Finally some recommendation about what to do – and not do – when investing in redundant systems. You may have noticed that ”all” problems have become ”some” problems in the title – this is not a mistake. If you have read the previous article, you understand why.
This is a part of a series of articles about redundancy. These articles should be read in the correct order. If you have not read the previous article, then use this link to go to the first article Redundancy to solve all problems.
1. Only buy the spare equipment that you can use in your day to day work One of the greatest sources for false security is backup equipment that is intended to use in case of a fault on some other equipment, but where the backup equipment is not used normally. When you finally need it, it won’t work because of some other problem that you could easily have found and fixed, had you only used the equipment. This is valid for a complete studio or just a broadcast computer in a studio. So it is important that spare equipment is used in the daily production. If it is a studio, make sure to use it for some program, and if it is a spare broadcast computer in a studio, use if to play some jingles or speak-beds – just so that you will find out if it can’t play one day.
To use a backup system in the daily production is also the only way to make sure that the staff knows how to use it.

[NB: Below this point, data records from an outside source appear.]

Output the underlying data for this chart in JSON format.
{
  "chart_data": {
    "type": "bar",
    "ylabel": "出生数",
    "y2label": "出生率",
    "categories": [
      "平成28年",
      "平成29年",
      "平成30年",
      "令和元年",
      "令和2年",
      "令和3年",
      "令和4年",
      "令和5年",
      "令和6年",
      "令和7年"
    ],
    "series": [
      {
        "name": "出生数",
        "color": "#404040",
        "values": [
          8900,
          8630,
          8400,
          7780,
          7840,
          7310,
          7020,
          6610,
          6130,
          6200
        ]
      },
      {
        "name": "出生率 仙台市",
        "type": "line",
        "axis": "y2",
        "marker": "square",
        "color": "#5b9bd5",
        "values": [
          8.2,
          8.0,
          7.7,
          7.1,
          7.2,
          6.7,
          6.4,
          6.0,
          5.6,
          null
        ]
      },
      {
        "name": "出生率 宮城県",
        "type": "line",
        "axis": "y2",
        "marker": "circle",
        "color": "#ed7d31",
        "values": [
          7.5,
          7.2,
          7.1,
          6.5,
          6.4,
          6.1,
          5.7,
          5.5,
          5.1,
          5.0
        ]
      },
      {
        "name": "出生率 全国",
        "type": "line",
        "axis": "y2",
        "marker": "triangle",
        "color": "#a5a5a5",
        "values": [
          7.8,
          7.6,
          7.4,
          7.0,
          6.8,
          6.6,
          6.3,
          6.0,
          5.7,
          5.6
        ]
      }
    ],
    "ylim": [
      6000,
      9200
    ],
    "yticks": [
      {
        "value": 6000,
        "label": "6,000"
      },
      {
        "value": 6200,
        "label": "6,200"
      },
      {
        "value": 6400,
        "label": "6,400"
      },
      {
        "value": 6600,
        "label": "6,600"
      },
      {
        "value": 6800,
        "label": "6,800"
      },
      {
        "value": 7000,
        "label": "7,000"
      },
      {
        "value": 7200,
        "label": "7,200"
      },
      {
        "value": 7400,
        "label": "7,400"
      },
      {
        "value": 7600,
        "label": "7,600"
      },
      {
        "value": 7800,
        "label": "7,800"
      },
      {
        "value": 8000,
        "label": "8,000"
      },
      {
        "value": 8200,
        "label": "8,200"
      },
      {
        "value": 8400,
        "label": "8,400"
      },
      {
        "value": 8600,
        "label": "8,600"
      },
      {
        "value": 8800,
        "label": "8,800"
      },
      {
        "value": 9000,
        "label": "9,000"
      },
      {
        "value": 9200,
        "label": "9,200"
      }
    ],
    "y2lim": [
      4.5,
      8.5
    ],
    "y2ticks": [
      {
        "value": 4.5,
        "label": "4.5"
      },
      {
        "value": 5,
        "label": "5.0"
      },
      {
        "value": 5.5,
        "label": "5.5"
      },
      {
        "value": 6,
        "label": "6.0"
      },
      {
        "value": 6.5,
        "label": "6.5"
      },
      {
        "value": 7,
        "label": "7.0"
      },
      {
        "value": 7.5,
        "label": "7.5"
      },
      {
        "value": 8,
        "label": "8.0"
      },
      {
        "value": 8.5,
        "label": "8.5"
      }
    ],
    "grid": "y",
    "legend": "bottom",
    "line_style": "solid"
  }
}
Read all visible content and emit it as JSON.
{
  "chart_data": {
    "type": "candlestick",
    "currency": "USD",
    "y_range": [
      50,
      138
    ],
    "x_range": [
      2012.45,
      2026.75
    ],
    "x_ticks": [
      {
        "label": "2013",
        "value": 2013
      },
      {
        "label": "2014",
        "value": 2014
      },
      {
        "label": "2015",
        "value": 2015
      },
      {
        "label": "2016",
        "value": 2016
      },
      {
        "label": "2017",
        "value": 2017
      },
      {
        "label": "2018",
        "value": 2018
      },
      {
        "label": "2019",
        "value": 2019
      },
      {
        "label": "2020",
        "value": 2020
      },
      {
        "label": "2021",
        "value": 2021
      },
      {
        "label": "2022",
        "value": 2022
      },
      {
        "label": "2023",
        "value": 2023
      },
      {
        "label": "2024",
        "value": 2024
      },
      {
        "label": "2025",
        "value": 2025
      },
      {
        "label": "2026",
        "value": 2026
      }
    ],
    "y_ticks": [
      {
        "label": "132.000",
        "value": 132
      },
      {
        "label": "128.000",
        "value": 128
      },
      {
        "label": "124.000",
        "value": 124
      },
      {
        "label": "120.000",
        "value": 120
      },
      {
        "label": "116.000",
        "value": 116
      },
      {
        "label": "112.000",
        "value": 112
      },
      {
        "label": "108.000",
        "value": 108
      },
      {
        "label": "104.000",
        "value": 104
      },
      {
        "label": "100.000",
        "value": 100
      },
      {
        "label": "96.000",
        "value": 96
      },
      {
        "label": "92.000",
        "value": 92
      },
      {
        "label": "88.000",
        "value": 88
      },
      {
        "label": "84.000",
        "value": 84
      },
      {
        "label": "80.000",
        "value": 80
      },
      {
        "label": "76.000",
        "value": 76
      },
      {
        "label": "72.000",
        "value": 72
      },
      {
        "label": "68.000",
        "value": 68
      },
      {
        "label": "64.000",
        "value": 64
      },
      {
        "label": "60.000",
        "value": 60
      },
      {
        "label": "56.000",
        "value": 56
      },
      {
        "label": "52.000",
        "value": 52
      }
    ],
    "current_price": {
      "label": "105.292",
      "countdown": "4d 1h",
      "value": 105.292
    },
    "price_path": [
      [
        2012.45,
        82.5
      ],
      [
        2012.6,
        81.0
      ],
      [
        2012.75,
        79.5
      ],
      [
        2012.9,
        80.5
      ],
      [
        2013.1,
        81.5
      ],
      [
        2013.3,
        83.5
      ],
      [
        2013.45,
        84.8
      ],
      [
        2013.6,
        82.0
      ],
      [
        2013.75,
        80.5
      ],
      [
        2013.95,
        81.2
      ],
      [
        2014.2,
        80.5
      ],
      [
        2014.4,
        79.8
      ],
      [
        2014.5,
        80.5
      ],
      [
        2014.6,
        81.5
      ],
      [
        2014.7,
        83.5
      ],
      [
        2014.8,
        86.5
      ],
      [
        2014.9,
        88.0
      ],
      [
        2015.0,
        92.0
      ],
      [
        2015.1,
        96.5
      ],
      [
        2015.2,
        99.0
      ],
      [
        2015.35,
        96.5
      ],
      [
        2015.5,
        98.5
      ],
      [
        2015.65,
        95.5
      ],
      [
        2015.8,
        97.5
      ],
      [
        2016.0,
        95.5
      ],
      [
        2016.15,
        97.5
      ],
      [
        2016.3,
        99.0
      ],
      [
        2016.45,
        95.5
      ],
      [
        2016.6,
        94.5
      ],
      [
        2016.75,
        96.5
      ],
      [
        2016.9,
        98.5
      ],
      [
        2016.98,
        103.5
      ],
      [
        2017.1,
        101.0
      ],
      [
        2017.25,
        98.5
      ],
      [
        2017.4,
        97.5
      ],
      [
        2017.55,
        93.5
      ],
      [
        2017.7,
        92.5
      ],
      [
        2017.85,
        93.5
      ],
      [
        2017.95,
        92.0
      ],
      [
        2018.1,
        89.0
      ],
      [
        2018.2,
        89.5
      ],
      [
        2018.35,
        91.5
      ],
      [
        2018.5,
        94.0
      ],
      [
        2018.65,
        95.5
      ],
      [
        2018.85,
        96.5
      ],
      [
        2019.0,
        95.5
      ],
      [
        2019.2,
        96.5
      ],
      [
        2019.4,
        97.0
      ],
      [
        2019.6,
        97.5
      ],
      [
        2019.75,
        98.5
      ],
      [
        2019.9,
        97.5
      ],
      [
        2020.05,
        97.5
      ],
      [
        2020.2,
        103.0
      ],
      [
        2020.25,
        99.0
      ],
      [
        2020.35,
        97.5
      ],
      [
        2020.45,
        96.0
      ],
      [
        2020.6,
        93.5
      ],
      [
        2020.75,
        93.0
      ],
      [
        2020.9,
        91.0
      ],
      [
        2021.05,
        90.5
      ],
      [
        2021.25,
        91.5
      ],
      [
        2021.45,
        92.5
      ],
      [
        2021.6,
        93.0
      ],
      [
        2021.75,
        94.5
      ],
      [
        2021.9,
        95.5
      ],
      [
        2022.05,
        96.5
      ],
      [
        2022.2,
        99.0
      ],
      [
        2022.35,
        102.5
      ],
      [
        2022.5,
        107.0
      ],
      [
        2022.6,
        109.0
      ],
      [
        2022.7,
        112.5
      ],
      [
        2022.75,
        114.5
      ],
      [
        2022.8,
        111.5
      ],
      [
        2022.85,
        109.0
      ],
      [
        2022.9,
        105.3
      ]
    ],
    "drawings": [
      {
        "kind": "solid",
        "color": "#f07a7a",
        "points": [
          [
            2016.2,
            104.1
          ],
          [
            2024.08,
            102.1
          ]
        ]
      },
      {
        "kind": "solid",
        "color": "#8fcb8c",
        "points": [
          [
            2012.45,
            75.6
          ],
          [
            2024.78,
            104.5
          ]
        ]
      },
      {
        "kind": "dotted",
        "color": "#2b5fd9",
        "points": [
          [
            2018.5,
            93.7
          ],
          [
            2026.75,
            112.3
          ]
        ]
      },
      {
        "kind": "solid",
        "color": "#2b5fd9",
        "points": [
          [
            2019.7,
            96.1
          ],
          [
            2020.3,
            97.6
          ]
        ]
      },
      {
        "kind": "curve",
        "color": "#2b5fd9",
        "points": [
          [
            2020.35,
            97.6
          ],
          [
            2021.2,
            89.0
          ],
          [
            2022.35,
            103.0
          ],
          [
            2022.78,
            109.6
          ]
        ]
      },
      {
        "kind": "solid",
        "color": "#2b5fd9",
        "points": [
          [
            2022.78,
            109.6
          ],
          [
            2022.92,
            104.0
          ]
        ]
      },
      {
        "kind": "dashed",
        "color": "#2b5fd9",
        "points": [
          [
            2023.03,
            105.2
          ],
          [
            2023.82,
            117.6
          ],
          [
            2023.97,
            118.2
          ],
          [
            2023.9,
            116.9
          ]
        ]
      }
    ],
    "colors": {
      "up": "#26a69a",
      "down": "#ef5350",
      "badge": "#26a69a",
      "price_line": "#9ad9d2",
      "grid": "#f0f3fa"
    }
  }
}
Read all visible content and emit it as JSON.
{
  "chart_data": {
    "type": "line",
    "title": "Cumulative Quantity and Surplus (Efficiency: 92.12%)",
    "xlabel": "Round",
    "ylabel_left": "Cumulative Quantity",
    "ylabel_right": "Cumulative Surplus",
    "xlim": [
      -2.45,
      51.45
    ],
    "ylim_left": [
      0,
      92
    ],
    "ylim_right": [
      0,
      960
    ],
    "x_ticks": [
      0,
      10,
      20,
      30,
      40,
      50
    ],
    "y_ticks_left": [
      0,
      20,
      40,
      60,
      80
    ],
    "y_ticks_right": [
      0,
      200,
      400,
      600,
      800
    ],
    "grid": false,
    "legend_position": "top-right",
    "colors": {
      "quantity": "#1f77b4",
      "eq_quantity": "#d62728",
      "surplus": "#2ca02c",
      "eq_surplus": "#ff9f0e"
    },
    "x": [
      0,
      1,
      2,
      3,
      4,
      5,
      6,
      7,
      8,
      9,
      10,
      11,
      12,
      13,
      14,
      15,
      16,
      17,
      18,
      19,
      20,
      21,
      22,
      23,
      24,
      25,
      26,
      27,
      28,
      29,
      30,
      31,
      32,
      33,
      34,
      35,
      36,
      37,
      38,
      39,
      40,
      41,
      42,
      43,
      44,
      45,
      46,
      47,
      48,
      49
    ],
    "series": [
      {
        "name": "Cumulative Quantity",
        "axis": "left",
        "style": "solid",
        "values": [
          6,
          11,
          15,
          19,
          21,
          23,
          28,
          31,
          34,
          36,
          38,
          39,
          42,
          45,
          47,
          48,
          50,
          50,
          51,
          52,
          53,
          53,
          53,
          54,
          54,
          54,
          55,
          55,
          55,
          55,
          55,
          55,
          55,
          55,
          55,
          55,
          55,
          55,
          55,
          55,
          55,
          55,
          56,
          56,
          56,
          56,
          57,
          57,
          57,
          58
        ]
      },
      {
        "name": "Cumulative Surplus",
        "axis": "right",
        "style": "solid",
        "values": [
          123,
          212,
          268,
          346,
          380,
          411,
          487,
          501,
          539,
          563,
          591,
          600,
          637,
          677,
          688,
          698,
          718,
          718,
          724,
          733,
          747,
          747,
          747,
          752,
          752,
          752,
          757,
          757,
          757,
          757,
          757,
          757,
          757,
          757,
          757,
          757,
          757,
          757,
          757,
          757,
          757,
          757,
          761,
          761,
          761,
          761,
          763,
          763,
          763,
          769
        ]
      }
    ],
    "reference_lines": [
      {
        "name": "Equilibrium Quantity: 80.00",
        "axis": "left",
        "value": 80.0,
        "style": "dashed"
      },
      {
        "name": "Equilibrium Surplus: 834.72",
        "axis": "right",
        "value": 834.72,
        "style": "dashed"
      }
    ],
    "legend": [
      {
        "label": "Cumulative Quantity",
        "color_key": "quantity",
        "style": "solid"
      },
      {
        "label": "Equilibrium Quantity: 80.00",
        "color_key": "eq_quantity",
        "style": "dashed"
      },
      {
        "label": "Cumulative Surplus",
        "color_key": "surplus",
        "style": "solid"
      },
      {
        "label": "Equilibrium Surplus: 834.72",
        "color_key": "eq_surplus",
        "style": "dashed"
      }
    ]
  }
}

This will save you when you main studio or broadcast computer fails one day.
2. Make sure you have a loosely coupled backup An error that is quite frequent is to spend a lot of money on redundant storage, that gives you security against hardware failures on the storage itself, but don’t give any security agains errors from the system that uses the storage or the people using it. Both could accidently or deliberately delete all your media files. Various kinds of RAID and mirrored disk systems are nice, because it makes it possible for you to swap disks without interrupting anything. The problem with a mirrored disk system is that the primary goal for the backup is to do exactly like the main system. So if the main system deletes everything, so will the backup. Because of that, an extra backup is needed, the loosely coupled backup. One that backs up new files but where deleted files are not deleted from the backup immediately. Such a backup will have an other advantage, because it will be natural to place it in a different location, so that a small fire in a server facility won’t damage the extra backup.
If you don’t have money to buy a mirrored storage and a loosely coupled backup, then I would go for the loosely coupled backup. It protects you from more kinds of data loss, but a hardware failure will mean some downtime before you can get everything restored.
3. Watch the amount of switches Every place where you have a switch between a main and a backup system, there is a potential source of a failure. No matter if this is a KVM switch, a switch between studios or playout devices, a silence detector, ...
If you want a radio or TV station that is safe to operate, then you should try to minimize the amount of switches that must be used in case of errors. Your system will become simpler, and in case f failures there isn’t anything more important than that.
But don’t cheat by letting one switch operate more than one signal, unless there are very good reasons for it. In most cases it will only create uncertainty about what to expect, and create complete confusion if one day a switch that must switch several signals only switch some of them.
Perhaps all this may seem very trivial, and it is ... then we can only speculate why so many people get it wrong and end up in a lot of trouble because of this. Perhaps because it sound more impressing to be able to say that we have two of everything so nothing can go wrong here. But its wrong and its like saying that Titanic can’t sink. An perhaps because people like the idea of a red button – press this to set the wrong right. We like the sound of that, but its false security.